Por fim, a garota cafona foi à última aluna a entrar na sala de aula, com a sua pilha de livros imprensados entre os seus braços finos e seus seios não tão amplos.
Ela alongou o seu pescoço e procurou por um lugar para sentar-se, e viu um lugar vazio na quarta fileira.
Antes de sentando em seu assento árduo, ela deitou os seus livros sobre a carteira e olhou para trás, observado os alunos ao seu redor e o seu olhar encarou o meu semblante com os meus óculos escuros.
Ela havia percebido que eu era o rapaz o qual ela havia presenteado com uma pancada no nariz.
A sua testa enrugou e ela voltou a olhar para frente, assim sentando-se em seu bendito assento.
O professor de matemática se apresentou aos alunos do último ano do ensino médio.
Seu nome era Tadeu.
Ele era um homem quarentão, com bigode e barba rala. A sua pele era clara e ele também usava camisa de listas brancas com azul marinho. Até que para a sua idade, ele tinha um corpo em forma, ou seja, ele não tinha barriga avantajada.
Professor Tadeu olhou no rosto de cada aluno dentro da sala de aula, tentando se tornar familiar com cada um deles. Contudo, os seus olhos cor castanhos parou na minha direção.
As suas mãos foram para dentro dos bolsos de sua calça de linho marrom. E após um modesto pigarro, ele finalmente exclamou para uma direção determinada.
-Você com os óculos escuros!
Continuei o encarando seriamente e todos os alunos olharam para trás, em minha direção.
-Não pense que irá assistir as minhas aulas imaginando que está na beira da piscina!
As gargalhadas surgiram pelos quatro cantos da sala, aumentando gradativamente e o professor olhou seriamente para cada um deles com os seus dentes a amostra.
-Eu não quero que a minha aula se torne alvo de risadas!
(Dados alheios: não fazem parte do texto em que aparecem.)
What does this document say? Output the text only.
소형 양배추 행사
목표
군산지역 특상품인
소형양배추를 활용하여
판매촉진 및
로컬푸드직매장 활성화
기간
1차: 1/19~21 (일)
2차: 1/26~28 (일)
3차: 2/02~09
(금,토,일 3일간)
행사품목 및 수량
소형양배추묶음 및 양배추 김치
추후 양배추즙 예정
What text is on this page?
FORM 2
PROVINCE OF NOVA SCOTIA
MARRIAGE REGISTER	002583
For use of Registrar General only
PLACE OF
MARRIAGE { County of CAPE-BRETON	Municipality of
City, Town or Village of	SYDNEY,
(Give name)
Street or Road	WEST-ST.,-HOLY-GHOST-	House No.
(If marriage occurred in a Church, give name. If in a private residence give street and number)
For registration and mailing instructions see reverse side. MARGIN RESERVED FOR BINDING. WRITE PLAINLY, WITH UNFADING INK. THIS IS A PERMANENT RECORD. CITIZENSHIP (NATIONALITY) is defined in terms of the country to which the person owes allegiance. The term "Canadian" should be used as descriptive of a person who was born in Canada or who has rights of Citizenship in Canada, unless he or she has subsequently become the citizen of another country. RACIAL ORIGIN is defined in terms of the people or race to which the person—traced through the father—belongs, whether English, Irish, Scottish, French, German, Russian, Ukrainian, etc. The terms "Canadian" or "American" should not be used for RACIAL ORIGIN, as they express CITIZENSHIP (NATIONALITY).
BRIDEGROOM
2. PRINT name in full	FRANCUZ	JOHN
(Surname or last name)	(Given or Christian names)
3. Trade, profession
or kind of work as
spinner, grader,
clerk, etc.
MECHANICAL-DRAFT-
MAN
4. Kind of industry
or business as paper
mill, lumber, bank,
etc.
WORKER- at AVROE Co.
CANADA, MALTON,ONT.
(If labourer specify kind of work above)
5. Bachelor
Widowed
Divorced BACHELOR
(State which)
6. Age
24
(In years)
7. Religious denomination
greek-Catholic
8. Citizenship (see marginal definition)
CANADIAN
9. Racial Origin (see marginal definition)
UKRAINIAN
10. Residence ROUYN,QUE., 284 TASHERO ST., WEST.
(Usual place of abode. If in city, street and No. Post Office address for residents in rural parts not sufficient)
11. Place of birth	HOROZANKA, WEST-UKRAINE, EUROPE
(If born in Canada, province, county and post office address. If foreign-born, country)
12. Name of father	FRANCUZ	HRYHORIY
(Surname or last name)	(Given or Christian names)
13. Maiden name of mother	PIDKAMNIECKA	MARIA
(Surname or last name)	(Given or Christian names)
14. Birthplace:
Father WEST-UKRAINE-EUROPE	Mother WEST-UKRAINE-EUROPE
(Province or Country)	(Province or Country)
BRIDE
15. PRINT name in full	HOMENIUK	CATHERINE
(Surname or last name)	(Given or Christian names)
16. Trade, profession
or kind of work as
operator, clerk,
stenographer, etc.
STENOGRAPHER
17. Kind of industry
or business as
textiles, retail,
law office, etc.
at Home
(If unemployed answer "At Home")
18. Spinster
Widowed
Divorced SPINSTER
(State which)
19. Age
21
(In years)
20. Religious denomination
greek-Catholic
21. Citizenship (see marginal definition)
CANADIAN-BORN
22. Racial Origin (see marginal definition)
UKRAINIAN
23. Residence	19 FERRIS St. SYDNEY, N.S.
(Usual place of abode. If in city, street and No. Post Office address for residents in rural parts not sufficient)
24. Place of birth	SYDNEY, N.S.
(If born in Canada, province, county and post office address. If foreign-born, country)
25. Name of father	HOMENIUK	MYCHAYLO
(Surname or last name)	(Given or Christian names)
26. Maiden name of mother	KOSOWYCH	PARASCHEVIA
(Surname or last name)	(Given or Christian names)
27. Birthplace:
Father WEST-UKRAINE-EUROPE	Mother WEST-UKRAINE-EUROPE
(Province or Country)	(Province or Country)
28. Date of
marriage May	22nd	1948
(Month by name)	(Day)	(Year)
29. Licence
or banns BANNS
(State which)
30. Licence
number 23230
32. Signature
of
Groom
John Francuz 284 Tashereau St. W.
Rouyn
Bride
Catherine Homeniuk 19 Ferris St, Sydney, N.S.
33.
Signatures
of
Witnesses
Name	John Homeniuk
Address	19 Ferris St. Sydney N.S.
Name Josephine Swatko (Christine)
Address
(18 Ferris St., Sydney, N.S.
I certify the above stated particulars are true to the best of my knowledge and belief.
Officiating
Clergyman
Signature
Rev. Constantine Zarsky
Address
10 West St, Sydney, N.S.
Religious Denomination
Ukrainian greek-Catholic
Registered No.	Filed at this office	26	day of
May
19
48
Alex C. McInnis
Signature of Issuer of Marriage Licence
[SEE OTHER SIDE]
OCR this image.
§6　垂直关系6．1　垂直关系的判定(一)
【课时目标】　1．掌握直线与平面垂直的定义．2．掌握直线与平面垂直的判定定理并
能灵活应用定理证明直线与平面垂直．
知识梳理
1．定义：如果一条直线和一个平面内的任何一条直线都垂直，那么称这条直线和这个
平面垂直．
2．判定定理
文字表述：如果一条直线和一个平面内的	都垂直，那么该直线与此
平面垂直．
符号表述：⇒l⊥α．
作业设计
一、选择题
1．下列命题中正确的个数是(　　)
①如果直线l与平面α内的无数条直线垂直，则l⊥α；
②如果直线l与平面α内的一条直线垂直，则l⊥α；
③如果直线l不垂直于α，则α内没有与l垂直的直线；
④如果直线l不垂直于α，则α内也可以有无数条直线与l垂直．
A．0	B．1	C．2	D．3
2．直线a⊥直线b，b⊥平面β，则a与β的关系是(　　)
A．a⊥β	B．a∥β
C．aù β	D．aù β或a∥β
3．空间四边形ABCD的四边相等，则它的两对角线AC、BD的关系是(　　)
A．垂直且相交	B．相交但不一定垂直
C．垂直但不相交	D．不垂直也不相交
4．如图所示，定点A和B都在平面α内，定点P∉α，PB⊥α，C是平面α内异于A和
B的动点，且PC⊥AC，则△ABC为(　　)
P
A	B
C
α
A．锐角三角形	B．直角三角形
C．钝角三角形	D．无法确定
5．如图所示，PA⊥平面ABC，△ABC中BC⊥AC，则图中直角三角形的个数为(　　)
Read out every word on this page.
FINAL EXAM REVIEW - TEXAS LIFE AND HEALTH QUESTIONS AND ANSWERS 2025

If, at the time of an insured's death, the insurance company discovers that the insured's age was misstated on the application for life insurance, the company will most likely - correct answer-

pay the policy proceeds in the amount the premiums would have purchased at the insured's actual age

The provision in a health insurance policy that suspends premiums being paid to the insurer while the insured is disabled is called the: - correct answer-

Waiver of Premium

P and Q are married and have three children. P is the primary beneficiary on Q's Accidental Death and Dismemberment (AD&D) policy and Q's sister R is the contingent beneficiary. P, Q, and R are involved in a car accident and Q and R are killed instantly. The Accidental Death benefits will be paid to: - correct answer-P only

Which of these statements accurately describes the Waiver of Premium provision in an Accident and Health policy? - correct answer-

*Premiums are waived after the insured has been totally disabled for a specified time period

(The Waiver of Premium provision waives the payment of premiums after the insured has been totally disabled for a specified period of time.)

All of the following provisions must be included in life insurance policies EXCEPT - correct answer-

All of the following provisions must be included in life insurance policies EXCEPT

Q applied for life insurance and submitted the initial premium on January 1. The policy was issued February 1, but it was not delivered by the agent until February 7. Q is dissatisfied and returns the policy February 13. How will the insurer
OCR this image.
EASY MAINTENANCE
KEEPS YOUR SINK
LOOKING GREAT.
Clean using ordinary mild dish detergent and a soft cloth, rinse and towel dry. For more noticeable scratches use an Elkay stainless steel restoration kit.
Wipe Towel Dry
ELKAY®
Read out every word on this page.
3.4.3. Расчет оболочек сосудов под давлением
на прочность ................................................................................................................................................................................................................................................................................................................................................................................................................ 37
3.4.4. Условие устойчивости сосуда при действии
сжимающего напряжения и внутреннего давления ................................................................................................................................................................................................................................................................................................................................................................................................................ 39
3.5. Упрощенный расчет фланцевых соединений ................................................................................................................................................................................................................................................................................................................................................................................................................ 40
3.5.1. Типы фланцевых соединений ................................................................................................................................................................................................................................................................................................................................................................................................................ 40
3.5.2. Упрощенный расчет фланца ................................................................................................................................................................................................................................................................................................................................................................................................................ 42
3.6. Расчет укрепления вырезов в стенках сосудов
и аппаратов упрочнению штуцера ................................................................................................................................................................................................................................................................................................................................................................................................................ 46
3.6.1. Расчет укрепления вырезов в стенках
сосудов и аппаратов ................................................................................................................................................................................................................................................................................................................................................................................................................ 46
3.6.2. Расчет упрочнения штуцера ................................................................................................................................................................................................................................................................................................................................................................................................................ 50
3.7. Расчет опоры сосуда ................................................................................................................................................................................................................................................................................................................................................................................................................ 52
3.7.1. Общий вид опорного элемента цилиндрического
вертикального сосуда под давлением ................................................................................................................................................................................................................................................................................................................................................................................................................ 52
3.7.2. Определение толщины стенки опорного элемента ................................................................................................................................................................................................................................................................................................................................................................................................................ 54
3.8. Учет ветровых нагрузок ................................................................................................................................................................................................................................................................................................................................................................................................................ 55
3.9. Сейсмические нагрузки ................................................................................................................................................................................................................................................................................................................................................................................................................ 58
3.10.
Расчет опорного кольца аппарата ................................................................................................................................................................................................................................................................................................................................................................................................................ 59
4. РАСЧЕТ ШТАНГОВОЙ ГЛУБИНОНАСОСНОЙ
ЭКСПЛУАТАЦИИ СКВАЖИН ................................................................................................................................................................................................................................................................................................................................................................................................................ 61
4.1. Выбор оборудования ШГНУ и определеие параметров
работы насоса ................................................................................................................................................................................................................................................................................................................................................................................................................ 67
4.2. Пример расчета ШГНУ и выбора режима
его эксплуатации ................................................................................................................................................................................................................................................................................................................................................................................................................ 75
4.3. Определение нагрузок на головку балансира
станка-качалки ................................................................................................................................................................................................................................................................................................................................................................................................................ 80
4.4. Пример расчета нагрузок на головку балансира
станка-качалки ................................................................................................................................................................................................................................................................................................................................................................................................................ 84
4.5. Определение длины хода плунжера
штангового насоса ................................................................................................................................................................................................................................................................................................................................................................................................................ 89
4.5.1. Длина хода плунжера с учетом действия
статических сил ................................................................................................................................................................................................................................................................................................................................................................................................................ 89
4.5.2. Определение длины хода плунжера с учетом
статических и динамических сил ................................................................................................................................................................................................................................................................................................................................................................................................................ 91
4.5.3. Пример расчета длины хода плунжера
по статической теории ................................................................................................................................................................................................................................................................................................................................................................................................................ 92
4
Os alunos olharam para frente e tornaram a ficarem sérios e assim escondendo novamente os seus dentes, alguns brancos e outros mais amarelados.
Mas eu permaneci olhando para o professor em pé, diante do quadro negro. Ele voltou a olhar para mim ainda mais sério. Imaginando que a sua postura rígida pudesse me intimidar de uma só vez.
-Meu jovem, eu ordeno que tire os seus óculos escuros agora!
Olhei para um lado e tornei a olhar para o professor de matemática, dizendo-o com uma voz branda, porém audível.
- Professor Tadeu, eu não posso assistir as suas aulas sem os meus óculos.
-Por quê? – ele removeu as suas mãos de seus bolsos e cruzou os seus braços sobre o seu peito. –Explique-me isto rapaz.
-Eu uso esses óculos desde quando eu tinha dez anos. Na verdade eu tenho muita dificuldade para enxergar durante o dia. Isso é um problema genético, 50% da minha família sofrem dessa deficiência.
A sala de aula estava totalmente calada. Então o professor Tadeu pareceu menos sério e disse.
-Ok.  Eu irei dar continuidade a nossa aula e ao término das aulas, eu quero você na minha sala.

Todos os alunos voltaram a olhar na minha direção novamente, eu olhei para um lado e concordei com o professor de matemática, apenas sacudindo levemente a minha cabeça.